Atender a comunidade possibilitando melhoria de qualidade de vida é um dos objetivos que a Unipar (Universidade Paranaense) tem por compromisso em ações realizadas por meio dos seus cursos de graduação. Focado nisso, surge na Unidade de Umuarama o projeto de extensão ‘Borboletas’, idealizado pela professora Fernanda Garcia Velasquez, do curso de Direito.

Coordenado por ela e desenvolvido com advogados voluntários e acadêmicos, o projeto tem o intuito de atender pessoas doentes que necessitam de medicamentos de alto custo que não são cobertos pelo SUS (Sistema Único de Saúde). A equipe do Borboletas também informa sobre os direitos dos pacientes, que muitas vezes desconhecem, e acompanha todo o trâmite da ação jurídica para obtê-los, de forma gratuita.

“Já ultrapassamos a 50 processos e vários estão em andamento”, orgulha-se a professora Fernanda. Com ela, atuam no projeto três advogados voluntários [Juca Morais, Douglas Eduardo Santana da Silva e Larissa Broch] e o estagiário Rafael Costa Lis, do 4º ano de Direito. Os pacientes são encaminhados pela Uopeccan, médicos ou assistentes sociais da região.

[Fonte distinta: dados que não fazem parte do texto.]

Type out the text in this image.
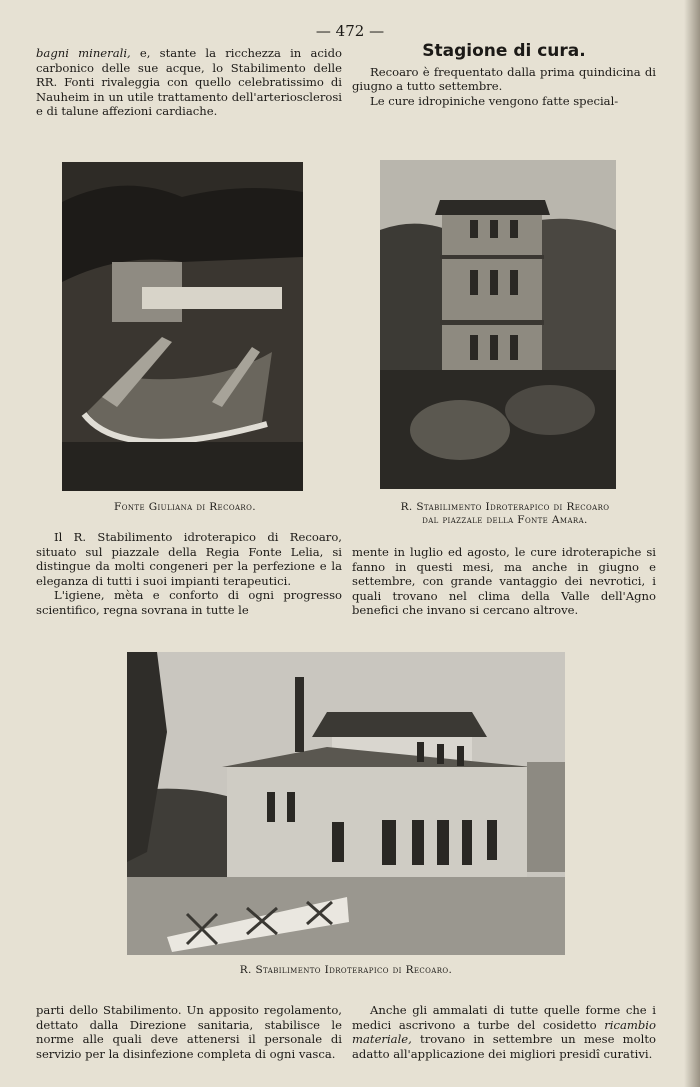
— 472 —

bagni minerali, e, stante la ricchezza in acido carbonico delle sue acque, lo Stabilimento delle RR. Fonti rivaleggia con quello celebratissimo di Nauheim in un utile trattamento dell'arteriosclerosi e di talune affezioni cardiache.

Stagione di cura.

Recoaro è frequentato dalla prima quindicina di giugno a tutto settembre.

Le cure idropiniche vengono fatte special-

Fonte Giuliana di Recoaro.	R. Stabilimento Idroterapico di Recoaro
dal piazzale della Fonte Amara.

Il R. Stabilimento idroterapico di Recoaro, situato sul piazzale della Regia Fonte Lelia, si distingue da molti congeneri per la perfezione e la eleganza di tutti i suoi impianti terapeutici.

L'igiene, mèta e conforto di ogni progresso scientifico, regna sovrana in tutte le

mente in luglio ed agosto, le cure idroterapiche si fanno in questi mesi, ma anche in giugno e settembre, con grande vantaggio dei nevrotici, i quali trovano nel clima della Valle dell'Agno benefici che invano si cercano altrove.

R. Stabilimento Idroterapico di Recoaro.

parti dello Stabilimento. Un apposito regolamento, dettato dalla Direzione sanitaria, stabilisce le norme alle quali deve attenersi il personale di servizio per la disinfezione completa di ogni vasca.

Anche gli ammalati di tutte quelle forme che i medici ascrivono a turbe del cosidetto ricambio materiale, trovano in settembre un mese molto adatto all'applicazione dei migliori presidî curativi.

Segundo a professora, o nome Borboletas foi inspirado na transformação intensa e difícil que o paciente com câncer vivencia em seu tratamento, assim como seus familiares. “É uma luta constante, um processo muito difícil de enfrentar e, então, com o tratamento e a cura, a pessoa liberta-se para uma nova vida e um novo olhar”, elucida.

Por lidar com casos delicados, a equipe precisa oferecer um atendimento humanista, com respeito e carinho, para quem está nessa situação. “As pessoas vêm até nós desesperadas, necessitando de ajuda, pois são casos sérios. É uma experiência importante, inclusive, para o estagiário entender que o atendimento deve ser cuidadoso, atencioso e de fácil linguagem, não apenas técnico”, complementa o advogado Juca.

O acadêmico Rafael afirma que atuar no projeto é motivo de muita alegria: “Entrei nele a convite da professora Fernanda, pela nobreza da causa e por ter vontade de ajudar as pessoas. É muito gratificante e comovente não só para mim, mas para a equipe toda atender essas situações. Quando ganhamos uma causa, a comemoração é geral”, festeja.

Isso porque todas as causas são desafiadoras, tendo em vista os severos requisitos hoje determinados pelo Conselho Nacional de Justiça. “O mais dificultoso é a comprovação da extrema hipossuficiência financeira do doente e seus familiares, em contraposição aos preços impraticáveis dos medicamentos, que têm valores aproximados de 25 mil reais ao mês. Ou seja, mesmo que a pessoa tenha certa liquidez financeira, a viabilidade de arcar com os custos torna-se impossível. Mesmo assim, as causas ganhas se sobrepõem às que ainda estão em grau de recurso”, diz a professora.

A sede do projeto Borboletas fica na Unidade Básica de Saúde da Unipar. O atendimento a pacientes acontece às quintas-feiras, entre às 14 e 16 horas. Agora a equipe espera que, com a reabertura da Casa de Apoio da Uopeccan, mais pacientes sejam auxiliados pelo projeto, conforme a assessoria da instituição.